Cut-to-length logging (CTL) is a mechanized harvesting system in which trees are delimbed and cut to length directly at the stump. CTL is typically a two-man, two-machine operation with a harvester felling, delimbing, and bucking trees and a forwarder transporting the logs from the felling to a landing area close to a road accessible by trucks.

The capital costs for a typical CTL operation, with one harvester and one forwarder, are quite high. The price of a pair of machines alone are approx.
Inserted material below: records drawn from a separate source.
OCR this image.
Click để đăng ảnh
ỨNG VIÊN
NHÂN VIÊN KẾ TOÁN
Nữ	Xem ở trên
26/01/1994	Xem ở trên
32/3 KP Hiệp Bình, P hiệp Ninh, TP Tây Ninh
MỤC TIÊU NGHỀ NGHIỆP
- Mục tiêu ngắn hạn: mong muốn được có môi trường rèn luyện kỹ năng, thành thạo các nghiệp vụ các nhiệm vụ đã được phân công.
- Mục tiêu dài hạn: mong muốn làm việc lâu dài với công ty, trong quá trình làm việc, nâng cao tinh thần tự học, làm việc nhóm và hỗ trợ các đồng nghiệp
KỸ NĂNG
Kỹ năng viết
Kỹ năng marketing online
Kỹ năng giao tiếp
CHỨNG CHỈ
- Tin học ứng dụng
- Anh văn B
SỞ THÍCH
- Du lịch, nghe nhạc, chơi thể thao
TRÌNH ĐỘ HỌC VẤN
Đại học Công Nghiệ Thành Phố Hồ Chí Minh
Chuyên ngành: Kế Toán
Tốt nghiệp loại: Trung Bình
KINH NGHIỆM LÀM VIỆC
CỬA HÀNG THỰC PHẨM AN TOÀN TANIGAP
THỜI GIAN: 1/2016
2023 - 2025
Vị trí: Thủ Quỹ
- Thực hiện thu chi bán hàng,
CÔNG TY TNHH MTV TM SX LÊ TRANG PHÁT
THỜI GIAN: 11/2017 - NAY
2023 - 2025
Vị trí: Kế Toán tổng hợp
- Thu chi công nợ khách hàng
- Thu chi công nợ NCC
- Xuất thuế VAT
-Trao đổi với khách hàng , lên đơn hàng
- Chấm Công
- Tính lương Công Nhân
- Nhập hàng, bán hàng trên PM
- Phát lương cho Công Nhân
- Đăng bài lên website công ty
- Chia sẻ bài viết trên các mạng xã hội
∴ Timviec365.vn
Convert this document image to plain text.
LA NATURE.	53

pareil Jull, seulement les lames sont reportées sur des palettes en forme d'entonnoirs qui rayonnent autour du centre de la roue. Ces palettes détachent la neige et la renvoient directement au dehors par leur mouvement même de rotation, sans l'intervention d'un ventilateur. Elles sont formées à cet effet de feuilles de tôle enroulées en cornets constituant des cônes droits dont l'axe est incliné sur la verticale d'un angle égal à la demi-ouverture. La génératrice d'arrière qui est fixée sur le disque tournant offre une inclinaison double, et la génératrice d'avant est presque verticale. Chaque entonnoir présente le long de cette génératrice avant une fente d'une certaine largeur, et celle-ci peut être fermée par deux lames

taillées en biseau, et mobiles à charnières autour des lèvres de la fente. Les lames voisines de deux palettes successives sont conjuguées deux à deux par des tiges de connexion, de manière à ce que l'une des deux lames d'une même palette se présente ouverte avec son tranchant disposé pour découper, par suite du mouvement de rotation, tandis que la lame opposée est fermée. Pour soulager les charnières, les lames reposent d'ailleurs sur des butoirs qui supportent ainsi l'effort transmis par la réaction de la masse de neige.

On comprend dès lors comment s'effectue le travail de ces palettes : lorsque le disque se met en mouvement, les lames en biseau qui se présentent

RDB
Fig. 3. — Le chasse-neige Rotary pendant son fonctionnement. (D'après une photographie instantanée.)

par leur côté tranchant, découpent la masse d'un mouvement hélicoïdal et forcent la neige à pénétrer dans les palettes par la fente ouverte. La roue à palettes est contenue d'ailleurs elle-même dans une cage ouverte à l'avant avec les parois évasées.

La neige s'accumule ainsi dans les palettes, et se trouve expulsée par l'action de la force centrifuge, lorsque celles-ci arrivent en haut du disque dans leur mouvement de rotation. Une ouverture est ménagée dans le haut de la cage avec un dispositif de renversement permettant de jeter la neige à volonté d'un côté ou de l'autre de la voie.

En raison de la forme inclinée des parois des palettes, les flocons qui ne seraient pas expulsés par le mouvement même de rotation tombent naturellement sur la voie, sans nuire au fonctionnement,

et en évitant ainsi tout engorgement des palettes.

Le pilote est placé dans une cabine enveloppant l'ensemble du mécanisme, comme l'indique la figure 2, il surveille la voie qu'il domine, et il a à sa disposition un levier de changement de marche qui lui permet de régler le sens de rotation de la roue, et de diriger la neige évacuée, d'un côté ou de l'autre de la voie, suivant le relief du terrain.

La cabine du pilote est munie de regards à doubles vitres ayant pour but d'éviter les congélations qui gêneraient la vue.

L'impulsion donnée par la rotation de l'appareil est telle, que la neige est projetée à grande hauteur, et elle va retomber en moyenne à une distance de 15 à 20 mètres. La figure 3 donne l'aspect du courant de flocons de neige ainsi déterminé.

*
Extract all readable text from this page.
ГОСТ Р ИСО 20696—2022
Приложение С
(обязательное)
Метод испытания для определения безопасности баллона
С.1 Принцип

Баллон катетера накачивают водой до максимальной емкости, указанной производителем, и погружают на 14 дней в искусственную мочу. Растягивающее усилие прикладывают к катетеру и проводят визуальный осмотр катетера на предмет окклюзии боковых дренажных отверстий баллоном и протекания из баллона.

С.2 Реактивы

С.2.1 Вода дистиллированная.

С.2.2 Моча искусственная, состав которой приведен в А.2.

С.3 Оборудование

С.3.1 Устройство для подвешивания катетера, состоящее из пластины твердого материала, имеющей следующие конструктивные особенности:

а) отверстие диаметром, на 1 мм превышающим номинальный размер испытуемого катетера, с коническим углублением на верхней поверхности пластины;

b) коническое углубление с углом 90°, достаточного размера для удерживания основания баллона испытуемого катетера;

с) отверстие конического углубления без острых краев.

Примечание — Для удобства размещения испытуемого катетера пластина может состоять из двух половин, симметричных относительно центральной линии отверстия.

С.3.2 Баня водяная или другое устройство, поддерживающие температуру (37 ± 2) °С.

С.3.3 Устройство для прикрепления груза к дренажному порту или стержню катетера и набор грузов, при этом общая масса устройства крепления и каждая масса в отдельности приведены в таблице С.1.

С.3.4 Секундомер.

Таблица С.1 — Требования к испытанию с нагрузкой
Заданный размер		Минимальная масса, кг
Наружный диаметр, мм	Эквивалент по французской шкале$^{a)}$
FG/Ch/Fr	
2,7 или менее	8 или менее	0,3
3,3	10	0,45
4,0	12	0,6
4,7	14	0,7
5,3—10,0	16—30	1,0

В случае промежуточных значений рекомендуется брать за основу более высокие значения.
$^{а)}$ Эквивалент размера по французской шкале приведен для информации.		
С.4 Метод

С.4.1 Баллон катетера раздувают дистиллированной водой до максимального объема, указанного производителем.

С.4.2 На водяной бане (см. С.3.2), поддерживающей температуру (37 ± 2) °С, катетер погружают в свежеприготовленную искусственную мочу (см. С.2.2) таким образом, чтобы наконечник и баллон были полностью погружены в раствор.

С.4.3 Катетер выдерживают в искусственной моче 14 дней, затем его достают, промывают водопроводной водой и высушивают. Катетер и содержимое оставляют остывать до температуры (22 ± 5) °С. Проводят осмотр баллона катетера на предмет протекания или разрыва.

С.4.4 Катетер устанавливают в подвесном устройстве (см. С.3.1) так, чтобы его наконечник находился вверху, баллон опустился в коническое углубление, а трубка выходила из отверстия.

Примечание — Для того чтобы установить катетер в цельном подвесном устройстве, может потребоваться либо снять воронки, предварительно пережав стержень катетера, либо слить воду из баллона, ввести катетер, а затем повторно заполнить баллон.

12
US$1,000,000.

CTL is the primary logging method in European countries, while full-tree logging and the even older technique of tree-length logging are more popular in North America and less developed countries, where tree sizes can exceed the capacity of the harvester's felling head, i.e., tree stems with a butt diameter of over 90 centimeters. CTL lends itself to timber harvesting in plantation forestry where stems are often harvested before they reach large dimensions.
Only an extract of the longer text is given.